Text/internal full architecture without ViT/Whisper:

```text
logical ternary weights: 23,887,936
ternary training state: 31.22 MB
trainable float params: 0 tensors, 0.00 MB
frozen float params: 0 tensors, 0.00 MB
float buffers: 0 tensors, 0.00 MB
```

Full model with ViT and Whisper enabled:

```text
logical ternary weights: 25,560,128
ternary training state: 33.40 MB
trainable float params: 0 tensors, 0.00 MB
frozen float params: ViT/Whisper only
non-imported trainable float params: 0
non-imported float buffers: 0
```

## Loss / Accumulator Hardening

The previous strict update could fail to flip `T` because `T_accum` only moved by `1` per update and many gradients changed direction before reaching threshold `3`.

Added loss-strength integer accumulator stepping:

```text
loss_signal -> t_step in {1, 2, 3, 4}
T_accum += sign(grad) * t_step
```

This keeps `T_accum` int8, but lets high-loss updates reach threshold faster without adding float optimizer state. The Triton ternary-step kernels now accept `T_ACCUM_STEP`, and `_ternary_update_memory()` sets `_t_accum_step` per update from the current loss.

## Scale Semantics

`E` remains an int8 logarithmic exponent and `S` remains derived, not stored:

```text
W = T * 2^E
```

The effective weight values are not limited to `{-1, 0, +1}`. They are:

```text
{-S, 0, +S}
```

So if the scale path represents `S = 99.9`, then the effective group values are `{ -99.9, 0, +99.9 }`. Current implementation uses base-2 integer exponent scales; representing non-power-of-two values like `99.9` exactly would require either a mantissa/residual scale field or a different logarithmic base/lattice. The current approach keeps persistent state integer-only and low overhead.

## Kernel Status

The packed ternary linear, embedding, RMSNorm, `E` update, and `T_accum` update paths are Triton-backed. Graph edge weighting plus target aggregation is now also Triton-backed on CUDA, with a custom backward for projected message gradients.

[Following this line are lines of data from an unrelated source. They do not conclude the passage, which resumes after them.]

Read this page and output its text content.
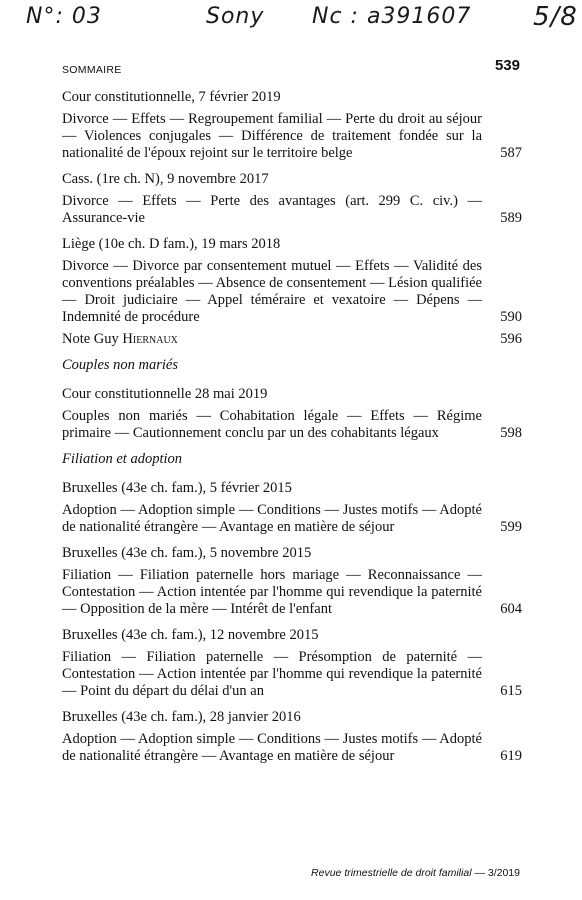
N°: 03	Sony Nc : a391607 5/8
SOMMAIRE	539
Cour constitutionnelle, 7 février 2019
Divorce — Effets — Regroupement familial — Perte du droit au séjour — Violences conjugales — Différence de traitement fondée sur la nationalité de l'époux rejoint sur le territoire belge	587
Cass. (1re ch. N), 9 novembre 2017
Divorce — Effets — Perte des avantages (art. 299 C. civ.) — Assurance-vie	589
Liège (10e ch. D fam.), 19 mars 2018
Divorce — Divorce par consentement mutuel — Effets — Validité des conventions préalables — Absence de consentement — Lésion qualifiée — Droit judiciaire — Appel téméraire et vexatoire — Dépens — Indemnité de procédure	590
Note Guy Hiernaux	596
Couples non mariés
Cour constitutionnelle 28 mai 2019
Couples non mariés — Cohabitation légale — Effets — Régime primaire — Cautionnement conclu par un des cohabitants légaux	598
Filiation et adoption
Bruxelles (43e ch. fam.), 5 février 2015
Adoption — Adoption simple — Conditions — Justes motifs — Adopté de nationalité étrangère — Avantage en matière de séjour	599
Bruxelles (43e ch. fam.), 5 novembre 2015
Filiation — Filiation paternelle hors mariage — Reconnaissance — Contestation — Action intentée par l'homme qui revendique la paternité — Opposition de la mère — Intérêt de l'enfant	604
Bruxelles (43e ch. fam.), 12 novembre 2015
Filiation — Filiation paternelle — Présomption de paternité — Contestation — Action intentée par l'homme qui revendique la paternité — Point du départ du délai d'un an	615
Bruxelles (43e ch. fam.), 28 janvier 2016
Adoption — Adoption simple — Conditions — Justes motifs — Adopté de nationalité étrangère — Avantage en matière de séjour	619
Revue trimestrielle de droit familial — 3/2019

MoE and Graph still contain Python-level control flow around multiple ternary kernels:

- MoE loops over top-k/expert routing and calls ternary projections per expert.
- Graph still loops over hops and calls GNN/update projections per hop, but each hop no longer materializes `messages` and calls `scatter_add_`; ternary edge weighting and aggregation are one Triton launch.

This pass did not honestly collapse the full MoE or Graph computation into one monolithic Triton kernel. Doing that correctly requires a dedicated packed-ternary fused expert dispatch kernel and a fused graph message-passing kernel that decode packed weights, route/scatter tokens, and update outputs inside one launch. The architecture is now ternary enough for that kernel work to be the next isolated performance phase.

## Verification

- `python -m py_compile trigram.py tscale.py benchmark_true_ternary.py train.py ternary_audit.py testing/test_tscale.py`
- `PASS test_cuda_triton_correctness_update_E`
- `PASS test_cuda_triton_tscale_path`
- `PASS graph_aggregate_cuda_ok`
- Full text/internal audit: zero float params and zero float buffers.
- Strict train construction now passes `enable_audio=False` as well as `enable_image=False`, so strict mode no longer instantiates Whisper.
- Strict train-style audit with image/audio/VQ/graph/memory disabled and MoE enabled:

```text
logical ternary weights: 14,011,904
ternary training state: 18.27 MB
trainable float params: 0 tensors, 0.00 MB
frozen float params: 0 tensors, 0.00 MB
float buffers: 0 tensors, 0.00 MB
```

- Current strict train smoke after disabling audio in strict mode ran 3 steps with zero float params/buffers and loss moved `8.2048 -> 9.7809 -> 7.7685`; final eval loss `6.4239`.
- CUDA full-path smoke with VQ, graph, memory, and MoE enabled passed forward, backward, and `_ternary_update_memory()`.

## Remaining Work

1. Build fused MoE Triton dispatch kernel for top-k expert routing and expert projection scheduling.
2. Extend the Graph Triton aggregation kernel into a full fused message-passing/hop-update kernel.
3. Add component-specific ternary backward routing so LossComponents can update selected ternary module groups separately, not only through weighted total loss.
4. Consider a low-overhead mantissa/residual scale lattice if exact non-power-of-two scale values such as `99.9` become required.